China is stopping companies from abusing their dominant status by squeezing out small rivals amid an ongoing crackdown on malpractice and monopolistic behavior, a top official with China’s market regulator said on Tuesday.
Chen Zhijiang, head of the department in charge of price supervision and cracking down on unfair competition under the State Administration for Market Regulation (SAMR), reiterated the government stance on monopolistic behavior at a State Council Information Office press conference on Tuesday.

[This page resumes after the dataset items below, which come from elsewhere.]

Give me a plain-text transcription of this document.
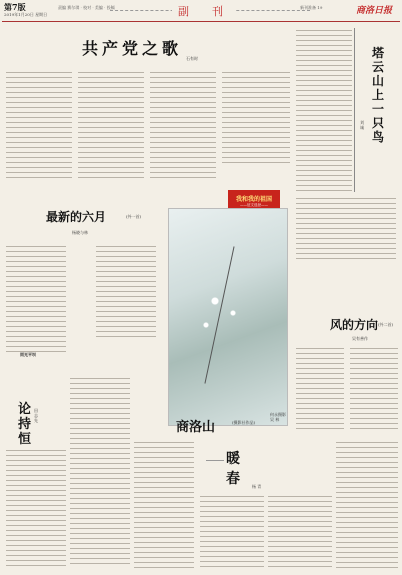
第7版
2019年1月20日 星期日
责编 赛尔琪 · 校对 · 美编 · 投稿	副　刊	新刊准备 19	商洛日报
共产党之歌
石有时
我和我的祖国
——征文选登——
塔云山上一只鸟
刘 诚
最新的六月	(外一首)
杨晓与林
商洛山	(摄影社作品)
何永摄影
吴 林
风的方向 (外二首)
吴有善作
雨光平坝
论持恒
田志先
暖 春 杨 青
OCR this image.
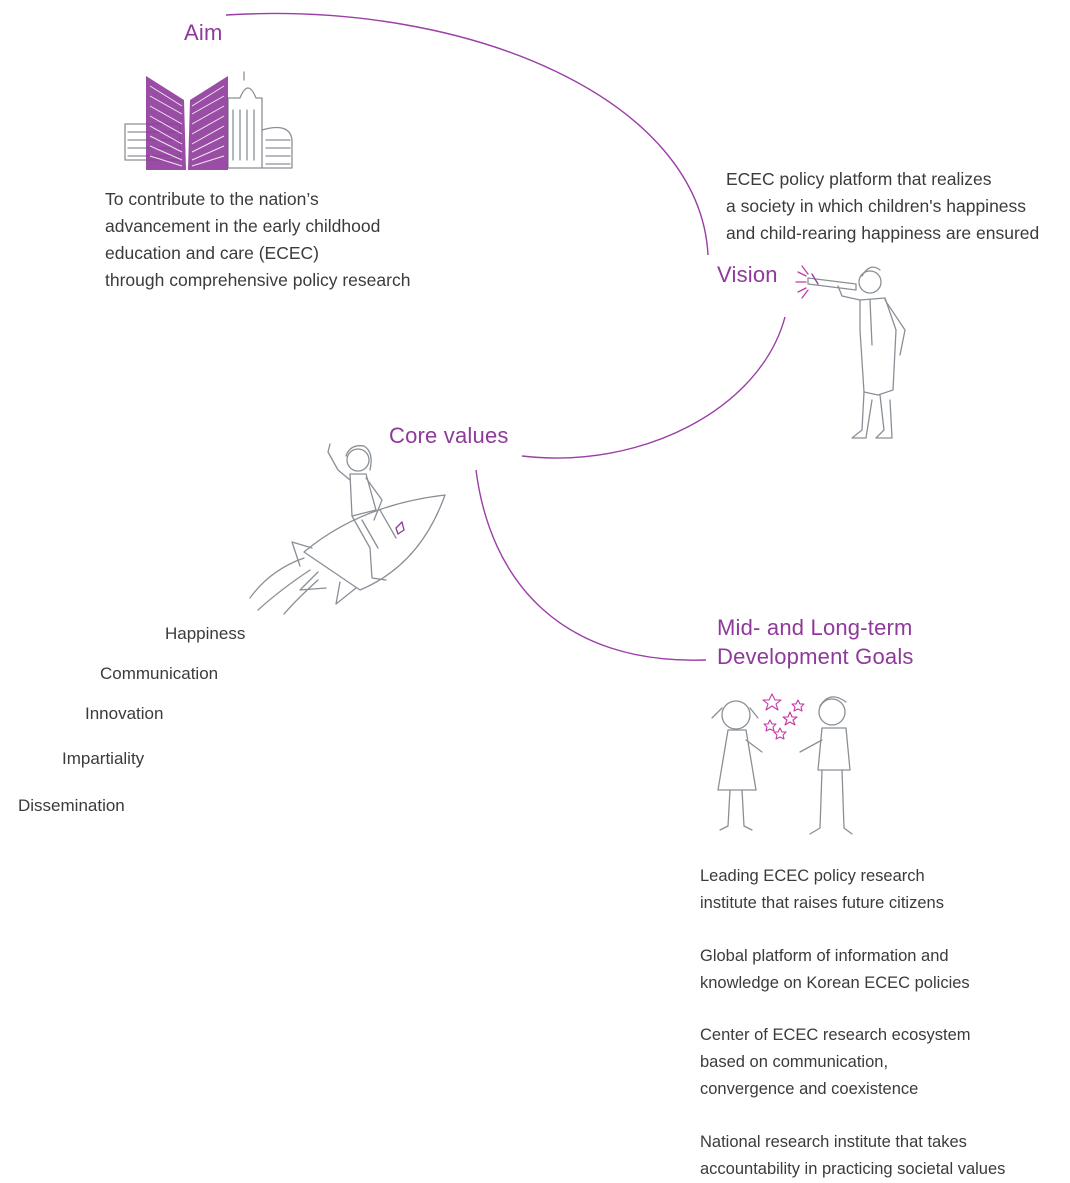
Aim
To contribute to the nation’s
advancement in the early childhood
education and care (ECEC)
through comprehensive policy research
ECEC policy platform that realizes
a society in which children's happiness
and child-rearing happiness are ensured
Vision
Core values
Happiness
Communication
Innovation
Impartiality
Dissemination
Mid- and Long-term
Development Goals
Leading ECEC policy research
institute that raises future citizens
Global platform of information and
knowledge on Korean ECEC policies
Center of ECEC research ecosystem
based on communication,
convergence and coexistence
National research institute that takes
accountability in practicing societal values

China has been intensifying anti-monopoly crackdowns on internet platform companies this year. On Tuesday, the SAMR imposed a penalty totaling 36.5 million yuan ($5.7million) on 15 off-campus training institutions including New Oriental Education & Technology Group, Xueersi Online School and Wall Street English.
Chen emphasized that fair competition is essential for small and medium-sized companies and benign market order and a benign competition ecosystem is the cornerstone for sound development of the economy.

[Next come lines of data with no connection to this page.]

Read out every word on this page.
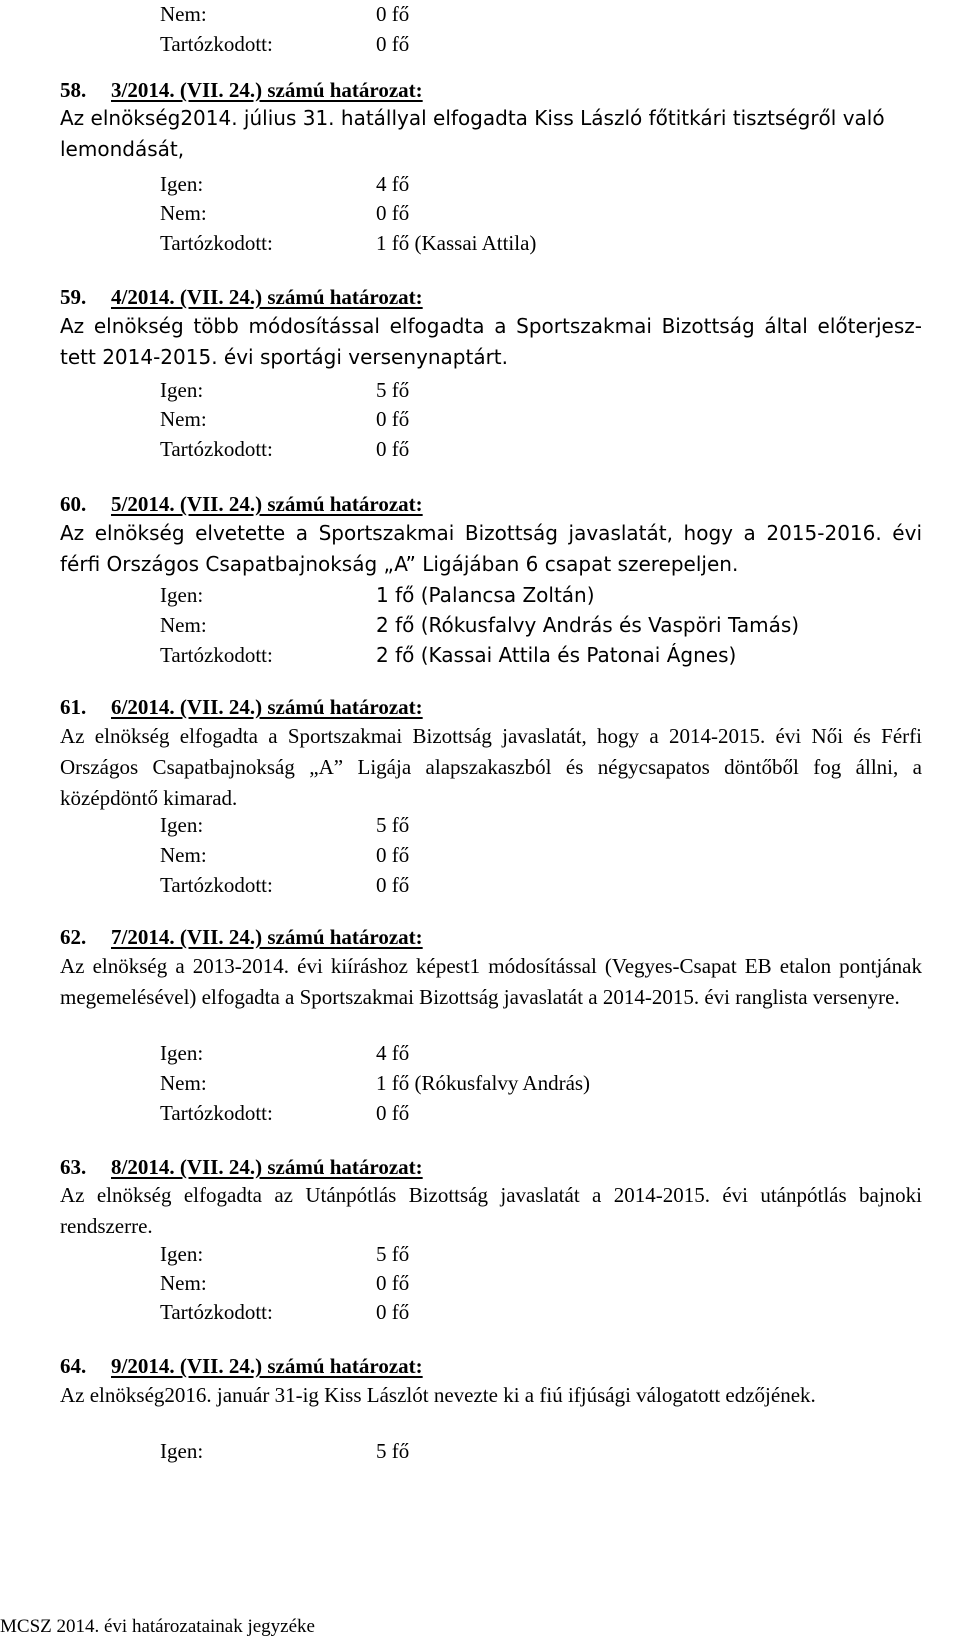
Nem:	0 fő
Tartózkodott:	0 fő
58. 3/2014. (VII. 24.) számú határozat:
Az elnökség2014. július 31. hatállyal elfogadta Kiss László főtitkári tisztségről való lemondását,
Igen:	4 fő
Nem:	0 fő
Tartózkodott:	1 fő (Kassai Attila)
59. 4/2014. (VII. 24.) számú határozat:
Az elnökség több módosítással elfogadta a Sportszakmai Bizottság által előterjesz-tett 2014-2015. évi sportági versenynaptárt.
Igen:	5 fő
Nem:	0 fő
Tartózkodott:	0 fő
60. 5/2014. (VII. 24.) számú határozat:
Az elnökség elvetette a Sportszakmai Bizottság javaslatát, hogy a 2015-2016. évi férfi Országos Csapatbajnokság „A” Ligájában 6 csapat szerepeljen.
Igen:	1 fő (Palancsa Zoltán)
Nem:	2 fő (Rókusfalvy András és Vaspöri Tamás)
Tartózkodott:	2 fő (Kassai Attila és Patonai Ágnes)
61. 6/2014. (VII. 24.) számú határozat:
Az elnökség elfogadta a Sportszakmai Bizottság javaslatát, hogy a 2014-2015. évi Női és Férfi Országos Csapatbajnokság „A” Ligája alapszakaszból és négycsapatos döntőből fog állni, a középdöntő kimarad.
Igen:	5 fő
Nem:	0 fő
Tartózkodott:	0 fő
62. 7/2014. (VII. 24.) számú határozat:
Az elnökség a 2013-2014. évi kiíráshoz képest1 módosítással (Vegyes-Csapat EB etalon pontjának megemelésével) elfogadta a Sportszakmai Bizottság javaslatát a 2014-2015. évi ranglista versenyre.
Igen:	4 fő
Nem:	1 fő (Rókusfalvy András)
Tartózkodott:	0 fő
63. 8/2014. (VII. 24.) számú határozat:
Az elnökség elfogadta az Utánpótlás Bizottság javaslatát a 2014-2015. évi utánpótlás bajnoki rendszerre.
Igen:	5 fő
Nem:	0 fő
Tartózkodott:	0 fő
64. 9/2014. (VII. 24.) számú határozat:
Az elnökség2016. január 31-ig Kiss Lászlót nevezte ki a fiú ifjúsági válogatott edzőjének.
Igen:	5 fő
MCSZ 2014. évi határozatainak jegyzéke
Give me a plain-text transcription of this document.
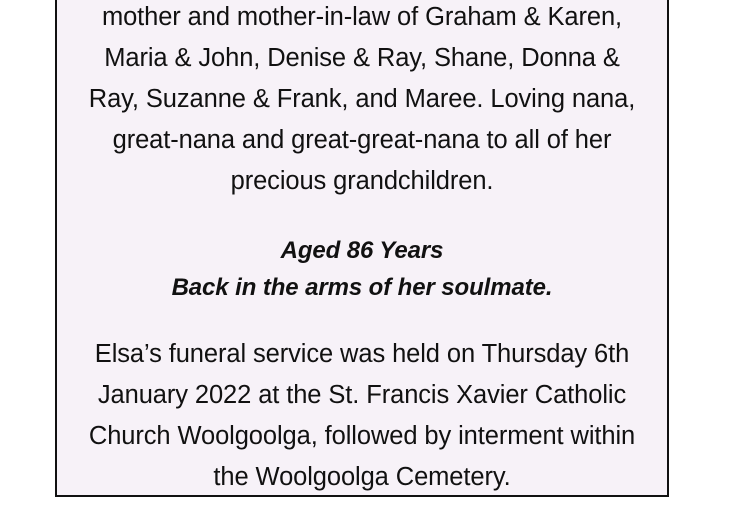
mother and mother-in-law of Graham & Karen,
Maria & John, Denise & Ray, Shane, Donna &
Ray, Suzanne & Frank, and Maree. Loving nana,
great-nana and great-great-nana to all of her
precious grandchildren.
Aged 86 Years
Back in the arms of her soulmate.
Elsa’s funeral service was held on Thursday 6th
January 2022 at the St. Francis Xavier Catholic
Church Woolgoolga, followed by interment within
the Woolgoolga Cemetery.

Chen noted that the SAMR will ensure all market participants, including the self-employed, are treated as equals and have access to fair competition.
Crackdowns on monopolistic behavior and unfair competition will go deeper, Chen said, noting that the government will prohibit dominant market players from abusing their advantageous position.
In April, the SAMR handed out a record $2.8 billion fine for Alibaba over the company’s forced exclusivity arrangements, or agreements that forced vendors to “choose one out of two (platforms).”
Chen noted that the rapid growth of the platform economy has brought convenience for consumers and business owners.
However, Chen also pointed out that certain platform companies have expanded in a disorderly fashion, abusing their advantages in terms of scale and technology and grievously harming the interests of SMEs and micro-sized businesses as well as the self-employed, imperiling their survival.
The large companies have also charged exorbitant prices or imposed unreasonable terms for their services, eating into the margins of small businesses.
Amid the government’s crackdown, a number of well-known Chinese companies, including Chinese internet giant Tencent, ride-hailing company DiDi and e-commerce giant Suning, have been fined over minor breaches.
The country’s largest online food delivery platform, Meituan, has also been probed for suspected monopolistic practices.
China has been ramping up supervision of digital platform companies as the digital economy now accounts for a growing percentage of the world’s second-largest economy.
The government hopes to regulate the market, curb the disorderly expansion of capital and inject vitality into the sector, which accounted for 36.2 percent of the nation’s GDP by 2019.